3. Effect of 1 μM of purified recombinant Atg18 variants on GUVs containing 10 mol% of the indicated phosphoinositides. Vesicles are shown after 1–3 min of incubation. Scale bar: 7 μm. Arrow and arrowhead point to the structures quantified in (D).

4. Quantification of the experiments in (C). The percentage of GUVs showing an enrichment of Atg18 flexible tabulated (arrowhead) or stiff aggregated structures (arrow) was determined. Shown are the mean and SEM from three independent experiments.

5. Quantification of the effect of different Atg18 version on the formation of tubules in (C). Shown is the mean from three independent experiments with SD.

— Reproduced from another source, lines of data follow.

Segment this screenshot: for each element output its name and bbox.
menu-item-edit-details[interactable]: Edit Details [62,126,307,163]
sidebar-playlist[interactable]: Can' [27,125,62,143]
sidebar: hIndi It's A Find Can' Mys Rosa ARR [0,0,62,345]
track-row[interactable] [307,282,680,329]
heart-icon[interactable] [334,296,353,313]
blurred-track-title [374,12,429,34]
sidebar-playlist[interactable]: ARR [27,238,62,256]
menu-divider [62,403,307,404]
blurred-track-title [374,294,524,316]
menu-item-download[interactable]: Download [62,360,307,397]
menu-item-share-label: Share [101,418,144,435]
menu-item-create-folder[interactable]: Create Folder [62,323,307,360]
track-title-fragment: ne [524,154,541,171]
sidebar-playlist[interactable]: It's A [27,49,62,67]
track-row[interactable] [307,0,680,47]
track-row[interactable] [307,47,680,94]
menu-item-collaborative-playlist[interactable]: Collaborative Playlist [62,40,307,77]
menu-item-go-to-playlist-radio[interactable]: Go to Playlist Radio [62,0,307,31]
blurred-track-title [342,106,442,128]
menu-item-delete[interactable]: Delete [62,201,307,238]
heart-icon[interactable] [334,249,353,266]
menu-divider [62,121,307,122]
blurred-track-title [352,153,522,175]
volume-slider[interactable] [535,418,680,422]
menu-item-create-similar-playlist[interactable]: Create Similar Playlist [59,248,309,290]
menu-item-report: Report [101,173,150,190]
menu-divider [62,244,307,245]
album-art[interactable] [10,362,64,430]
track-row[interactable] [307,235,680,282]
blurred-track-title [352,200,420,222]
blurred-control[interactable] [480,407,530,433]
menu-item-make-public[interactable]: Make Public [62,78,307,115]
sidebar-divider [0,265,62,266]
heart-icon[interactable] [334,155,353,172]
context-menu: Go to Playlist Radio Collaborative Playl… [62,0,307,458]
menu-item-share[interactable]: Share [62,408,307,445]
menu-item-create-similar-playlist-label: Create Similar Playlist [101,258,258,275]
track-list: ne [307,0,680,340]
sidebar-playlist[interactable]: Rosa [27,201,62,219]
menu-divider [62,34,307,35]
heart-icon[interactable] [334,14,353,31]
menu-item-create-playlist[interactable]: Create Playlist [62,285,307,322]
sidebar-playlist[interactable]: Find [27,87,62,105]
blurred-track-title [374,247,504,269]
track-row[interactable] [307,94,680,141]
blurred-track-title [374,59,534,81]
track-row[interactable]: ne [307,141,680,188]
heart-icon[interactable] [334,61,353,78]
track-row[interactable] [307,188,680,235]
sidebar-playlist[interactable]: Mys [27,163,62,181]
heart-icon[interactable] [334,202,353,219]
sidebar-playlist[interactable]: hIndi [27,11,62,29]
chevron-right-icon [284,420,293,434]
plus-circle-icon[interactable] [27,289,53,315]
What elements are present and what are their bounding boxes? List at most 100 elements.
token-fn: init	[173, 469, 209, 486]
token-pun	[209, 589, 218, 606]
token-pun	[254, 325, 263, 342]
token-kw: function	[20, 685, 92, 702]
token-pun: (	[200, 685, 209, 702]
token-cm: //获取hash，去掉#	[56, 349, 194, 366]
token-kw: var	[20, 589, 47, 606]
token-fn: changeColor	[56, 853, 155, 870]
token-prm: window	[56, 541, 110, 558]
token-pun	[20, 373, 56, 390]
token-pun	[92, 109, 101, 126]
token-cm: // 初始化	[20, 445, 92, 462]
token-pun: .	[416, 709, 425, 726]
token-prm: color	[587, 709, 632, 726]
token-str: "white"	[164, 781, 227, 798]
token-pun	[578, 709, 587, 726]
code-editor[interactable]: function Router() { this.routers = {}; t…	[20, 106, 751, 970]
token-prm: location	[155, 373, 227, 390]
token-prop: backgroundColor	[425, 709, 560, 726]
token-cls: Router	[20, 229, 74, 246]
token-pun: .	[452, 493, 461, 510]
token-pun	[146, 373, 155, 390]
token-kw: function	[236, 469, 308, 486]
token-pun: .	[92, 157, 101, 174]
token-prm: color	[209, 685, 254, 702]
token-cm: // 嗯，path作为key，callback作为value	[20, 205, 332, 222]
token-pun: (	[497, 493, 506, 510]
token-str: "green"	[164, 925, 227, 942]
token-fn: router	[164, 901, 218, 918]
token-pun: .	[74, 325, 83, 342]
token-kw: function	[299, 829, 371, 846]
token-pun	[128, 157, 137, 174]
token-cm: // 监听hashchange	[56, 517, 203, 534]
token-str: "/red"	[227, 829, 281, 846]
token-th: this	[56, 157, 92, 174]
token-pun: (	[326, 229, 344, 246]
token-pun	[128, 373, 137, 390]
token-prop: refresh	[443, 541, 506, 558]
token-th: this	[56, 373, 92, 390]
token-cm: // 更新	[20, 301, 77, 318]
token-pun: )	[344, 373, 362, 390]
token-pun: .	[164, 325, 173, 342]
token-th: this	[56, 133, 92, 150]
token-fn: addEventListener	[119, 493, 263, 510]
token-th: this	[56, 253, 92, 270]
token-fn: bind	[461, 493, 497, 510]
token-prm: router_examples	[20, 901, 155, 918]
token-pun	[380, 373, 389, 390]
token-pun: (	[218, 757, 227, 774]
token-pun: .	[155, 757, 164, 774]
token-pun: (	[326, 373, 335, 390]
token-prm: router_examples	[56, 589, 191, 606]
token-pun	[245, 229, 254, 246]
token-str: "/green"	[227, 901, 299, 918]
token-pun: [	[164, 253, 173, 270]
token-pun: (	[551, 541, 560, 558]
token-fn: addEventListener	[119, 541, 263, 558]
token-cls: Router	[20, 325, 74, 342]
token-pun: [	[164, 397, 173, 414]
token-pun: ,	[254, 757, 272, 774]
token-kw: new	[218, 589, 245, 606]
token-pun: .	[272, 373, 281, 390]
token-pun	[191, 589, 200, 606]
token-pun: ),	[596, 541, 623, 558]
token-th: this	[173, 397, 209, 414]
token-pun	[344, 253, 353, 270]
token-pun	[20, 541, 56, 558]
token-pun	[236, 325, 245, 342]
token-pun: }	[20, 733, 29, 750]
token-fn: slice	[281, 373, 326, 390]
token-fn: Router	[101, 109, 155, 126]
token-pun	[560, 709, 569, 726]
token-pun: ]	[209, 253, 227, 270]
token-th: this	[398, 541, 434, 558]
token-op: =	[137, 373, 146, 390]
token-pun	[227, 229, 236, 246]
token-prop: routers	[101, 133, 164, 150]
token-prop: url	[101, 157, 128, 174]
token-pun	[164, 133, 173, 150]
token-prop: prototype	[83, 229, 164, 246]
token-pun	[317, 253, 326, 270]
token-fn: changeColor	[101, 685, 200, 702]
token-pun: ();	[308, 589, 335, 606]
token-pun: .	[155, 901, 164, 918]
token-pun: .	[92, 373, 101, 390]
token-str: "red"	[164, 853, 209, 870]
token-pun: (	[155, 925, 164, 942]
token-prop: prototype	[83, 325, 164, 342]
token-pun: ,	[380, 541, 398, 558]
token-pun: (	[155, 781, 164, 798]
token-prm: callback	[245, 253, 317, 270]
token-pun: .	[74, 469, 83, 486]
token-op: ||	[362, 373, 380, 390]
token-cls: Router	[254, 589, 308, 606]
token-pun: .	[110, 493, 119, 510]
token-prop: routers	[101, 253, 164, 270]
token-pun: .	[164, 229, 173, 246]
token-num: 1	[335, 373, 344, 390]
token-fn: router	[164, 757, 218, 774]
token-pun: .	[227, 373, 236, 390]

Figure 9. Oligomerization of Atg18

1. Cross‐linking of Atg18. Purified recombinant Atg18^wt or Atg18^FGGG (1.5 μM) was incubated with liposomes containing 5% PI3P, PI(3,5)P₂, PI(4,5)P₂, or 15% PS as a control for negative charge. After addition of a cleavable cross‐linker or buffer only, liposomes were pelleted, dissolved in sample buffer, incubated in the presence or absence of 100 mM dithiothreitol (DTT) for 5 min at room temperature, and analyzed by SDS–PAGE and Coomassie staining. Cross‐link products migrate at the upper limit of the separating gel.

2. Cross‐linking experiment with recombinant Atg18^wt as in (A), performed in the presence of increasing concentrations of liposomes containing 5% PI(3,5)P₂.